2. Do your clients require itemized bills that reflect the
details of services rendered? If so, consider the ease
with which the text service description can be edited.
3. Do you require multiple billing rates for each
timekeeper? If so, determine if this requirement can be
met by designating a case rate or an optional "A", "B" or
"C" rate.
4. Does your firm have a sizable contingent fee practice?
If so, you will want the system to be able to report your
investment in unbilled work-in-progress by area of law as
well as by billing lawyer.
5. Does the system provide for adequate "bill-to"
information on the final client bill? Many companies,
notably insurance companies, require claim number, name
of the claims manager, date of injury, date of loss,
etc., in the "bill-to" heading.
6. Do you have a policy of charging interest on past-due
bills? If so, can the system accommodate your policy
(i.e., 30 days or more past due, simple or compounded
interest, etc.)?
7. Does the system provide adequate controls and audit
trails so that the system can be balanced?
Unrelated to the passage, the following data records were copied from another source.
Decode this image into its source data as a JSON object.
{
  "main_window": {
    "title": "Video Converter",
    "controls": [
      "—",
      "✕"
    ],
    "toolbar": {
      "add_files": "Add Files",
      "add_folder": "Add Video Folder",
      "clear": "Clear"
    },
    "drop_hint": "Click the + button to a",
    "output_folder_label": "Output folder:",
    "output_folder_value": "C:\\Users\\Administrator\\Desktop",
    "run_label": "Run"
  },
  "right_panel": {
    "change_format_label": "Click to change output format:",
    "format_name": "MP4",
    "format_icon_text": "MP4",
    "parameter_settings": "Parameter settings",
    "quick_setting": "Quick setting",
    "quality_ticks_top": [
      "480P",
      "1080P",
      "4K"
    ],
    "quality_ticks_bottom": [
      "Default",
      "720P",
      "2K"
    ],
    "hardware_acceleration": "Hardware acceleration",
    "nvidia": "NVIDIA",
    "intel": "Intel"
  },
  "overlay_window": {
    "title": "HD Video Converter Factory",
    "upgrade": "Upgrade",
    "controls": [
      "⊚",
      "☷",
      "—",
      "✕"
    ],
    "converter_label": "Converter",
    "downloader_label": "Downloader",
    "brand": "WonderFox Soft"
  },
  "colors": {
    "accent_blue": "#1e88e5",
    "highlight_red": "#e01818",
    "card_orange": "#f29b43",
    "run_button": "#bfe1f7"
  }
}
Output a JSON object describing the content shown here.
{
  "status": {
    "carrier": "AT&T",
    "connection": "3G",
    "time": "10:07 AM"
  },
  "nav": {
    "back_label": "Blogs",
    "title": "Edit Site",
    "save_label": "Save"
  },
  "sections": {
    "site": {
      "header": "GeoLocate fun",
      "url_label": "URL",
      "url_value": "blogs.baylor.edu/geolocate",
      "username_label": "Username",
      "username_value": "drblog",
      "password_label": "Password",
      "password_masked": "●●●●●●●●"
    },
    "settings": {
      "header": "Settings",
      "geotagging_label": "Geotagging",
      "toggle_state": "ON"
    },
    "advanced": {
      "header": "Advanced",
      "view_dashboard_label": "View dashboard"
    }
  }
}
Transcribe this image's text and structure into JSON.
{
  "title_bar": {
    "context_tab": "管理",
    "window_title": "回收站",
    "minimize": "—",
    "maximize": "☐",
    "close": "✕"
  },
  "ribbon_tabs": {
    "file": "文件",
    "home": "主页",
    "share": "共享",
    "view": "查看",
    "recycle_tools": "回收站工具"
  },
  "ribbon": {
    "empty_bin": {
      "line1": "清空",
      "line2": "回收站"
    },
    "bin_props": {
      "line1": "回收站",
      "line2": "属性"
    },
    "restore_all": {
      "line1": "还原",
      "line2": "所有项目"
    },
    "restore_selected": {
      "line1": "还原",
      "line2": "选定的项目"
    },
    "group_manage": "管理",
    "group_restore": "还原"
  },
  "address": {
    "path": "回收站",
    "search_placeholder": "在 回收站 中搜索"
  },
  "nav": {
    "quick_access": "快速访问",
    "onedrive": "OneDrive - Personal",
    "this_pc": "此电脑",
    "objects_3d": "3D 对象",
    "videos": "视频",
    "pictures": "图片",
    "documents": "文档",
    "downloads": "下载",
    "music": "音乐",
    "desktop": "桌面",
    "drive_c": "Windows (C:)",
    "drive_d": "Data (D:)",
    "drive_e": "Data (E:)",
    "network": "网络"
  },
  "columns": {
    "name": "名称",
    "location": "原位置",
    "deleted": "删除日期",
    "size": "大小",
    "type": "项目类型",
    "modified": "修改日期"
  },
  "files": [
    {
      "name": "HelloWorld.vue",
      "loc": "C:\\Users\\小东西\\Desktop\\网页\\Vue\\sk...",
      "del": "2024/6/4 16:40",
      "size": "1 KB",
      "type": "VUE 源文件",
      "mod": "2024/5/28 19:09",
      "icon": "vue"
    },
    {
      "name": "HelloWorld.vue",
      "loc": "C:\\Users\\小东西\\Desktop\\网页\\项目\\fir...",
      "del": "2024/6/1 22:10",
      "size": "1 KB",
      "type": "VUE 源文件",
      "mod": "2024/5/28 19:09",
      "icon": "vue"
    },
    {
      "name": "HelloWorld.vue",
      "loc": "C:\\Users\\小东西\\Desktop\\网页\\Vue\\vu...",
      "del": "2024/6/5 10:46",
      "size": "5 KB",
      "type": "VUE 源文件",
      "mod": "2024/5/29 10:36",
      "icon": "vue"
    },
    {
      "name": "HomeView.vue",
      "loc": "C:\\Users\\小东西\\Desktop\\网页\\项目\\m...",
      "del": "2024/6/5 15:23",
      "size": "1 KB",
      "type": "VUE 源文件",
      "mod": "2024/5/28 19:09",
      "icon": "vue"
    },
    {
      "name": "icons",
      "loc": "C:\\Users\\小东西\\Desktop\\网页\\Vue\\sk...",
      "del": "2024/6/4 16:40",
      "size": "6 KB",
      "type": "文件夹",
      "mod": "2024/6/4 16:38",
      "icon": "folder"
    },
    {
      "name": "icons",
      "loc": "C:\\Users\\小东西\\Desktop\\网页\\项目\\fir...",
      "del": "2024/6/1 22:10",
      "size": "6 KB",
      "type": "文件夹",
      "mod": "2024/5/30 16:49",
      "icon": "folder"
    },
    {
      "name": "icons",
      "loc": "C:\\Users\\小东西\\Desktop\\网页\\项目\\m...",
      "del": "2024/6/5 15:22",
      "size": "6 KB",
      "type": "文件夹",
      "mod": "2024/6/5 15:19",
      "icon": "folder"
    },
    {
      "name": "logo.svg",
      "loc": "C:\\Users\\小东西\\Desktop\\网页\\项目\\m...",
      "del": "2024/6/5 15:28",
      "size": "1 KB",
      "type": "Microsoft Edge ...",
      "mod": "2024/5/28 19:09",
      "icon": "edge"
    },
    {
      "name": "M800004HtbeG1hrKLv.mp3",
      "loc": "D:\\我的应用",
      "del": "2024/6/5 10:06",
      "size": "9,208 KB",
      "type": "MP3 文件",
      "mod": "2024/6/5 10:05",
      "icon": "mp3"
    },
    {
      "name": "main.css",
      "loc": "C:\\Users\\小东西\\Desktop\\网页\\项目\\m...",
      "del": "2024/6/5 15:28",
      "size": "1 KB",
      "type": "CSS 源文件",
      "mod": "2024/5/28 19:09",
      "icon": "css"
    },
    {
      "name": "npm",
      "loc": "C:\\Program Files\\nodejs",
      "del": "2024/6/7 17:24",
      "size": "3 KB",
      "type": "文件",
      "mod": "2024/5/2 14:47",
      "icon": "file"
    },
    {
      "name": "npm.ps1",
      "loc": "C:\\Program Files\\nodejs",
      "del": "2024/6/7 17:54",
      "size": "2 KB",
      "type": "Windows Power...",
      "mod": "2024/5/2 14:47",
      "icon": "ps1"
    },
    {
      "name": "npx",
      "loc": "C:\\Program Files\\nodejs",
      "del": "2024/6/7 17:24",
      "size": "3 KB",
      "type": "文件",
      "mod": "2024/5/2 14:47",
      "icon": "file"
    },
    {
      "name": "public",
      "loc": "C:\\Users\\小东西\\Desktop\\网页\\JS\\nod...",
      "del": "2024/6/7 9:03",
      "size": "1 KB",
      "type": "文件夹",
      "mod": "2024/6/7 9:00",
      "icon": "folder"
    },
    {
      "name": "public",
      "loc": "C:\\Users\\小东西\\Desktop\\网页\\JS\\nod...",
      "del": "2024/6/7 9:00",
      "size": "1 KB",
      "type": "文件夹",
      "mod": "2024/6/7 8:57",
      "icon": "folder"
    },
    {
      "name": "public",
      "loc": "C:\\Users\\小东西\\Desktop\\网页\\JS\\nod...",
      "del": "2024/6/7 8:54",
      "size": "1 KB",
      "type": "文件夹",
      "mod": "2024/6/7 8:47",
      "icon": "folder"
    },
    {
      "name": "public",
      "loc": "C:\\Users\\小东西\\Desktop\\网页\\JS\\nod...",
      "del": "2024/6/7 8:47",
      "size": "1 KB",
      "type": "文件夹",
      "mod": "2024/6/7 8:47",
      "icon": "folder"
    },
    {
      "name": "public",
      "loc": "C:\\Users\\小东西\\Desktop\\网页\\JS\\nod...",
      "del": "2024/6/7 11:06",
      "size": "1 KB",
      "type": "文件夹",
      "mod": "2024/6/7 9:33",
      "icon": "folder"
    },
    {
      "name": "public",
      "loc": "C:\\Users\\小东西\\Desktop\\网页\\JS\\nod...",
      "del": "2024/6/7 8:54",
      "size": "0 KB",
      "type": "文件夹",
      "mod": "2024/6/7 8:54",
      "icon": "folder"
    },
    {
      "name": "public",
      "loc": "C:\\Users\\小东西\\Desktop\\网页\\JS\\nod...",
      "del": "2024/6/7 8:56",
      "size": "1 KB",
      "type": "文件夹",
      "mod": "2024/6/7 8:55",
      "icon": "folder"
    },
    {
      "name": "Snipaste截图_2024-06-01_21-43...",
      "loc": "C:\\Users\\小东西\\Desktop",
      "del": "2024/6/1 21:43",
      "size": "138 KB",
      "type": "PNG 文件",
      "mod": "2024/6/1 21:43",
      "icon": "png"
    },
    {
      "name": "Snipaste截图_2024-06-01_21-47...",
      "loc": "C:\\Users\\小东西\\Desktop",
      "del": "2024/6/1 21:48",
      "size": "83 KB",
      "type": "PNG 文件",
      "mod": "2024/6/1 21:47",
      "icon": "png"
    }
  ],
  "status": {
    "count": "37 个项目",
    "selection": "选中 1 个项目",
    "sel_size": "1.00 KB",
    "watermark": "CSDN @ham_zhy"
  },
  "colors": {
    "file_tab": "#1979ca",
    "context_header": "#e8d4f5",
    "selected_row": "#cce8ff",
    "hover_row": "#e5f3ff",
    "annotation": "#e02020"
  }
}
If not,
continue looking for software.
8. Does your client require phase and/or task-based billing?
Does the client require phase or task-based budgets, for
which the limits cannot be exceeded?
9. Does your client require a recap of case-to-date and
year-to-date billing for each matter?
To conclude, it goes without saying you should deal only with a reputable vendor that has an established track record. Always ask for and verify the references where the vendor has installed similar systems. Look at the documentation that accompanies the system. Is it usable and understandable or merely something put together by a programmer and, therefore, possibly meaningful only to a programmer? Finally, beware of buying "futures." Sales people in this industry are well-known for attempting to sell a solution that will be available with a "future release" of the software. Experience has shown that "futures" seldom live up to the expectations promised by the sales person in order to close the deal.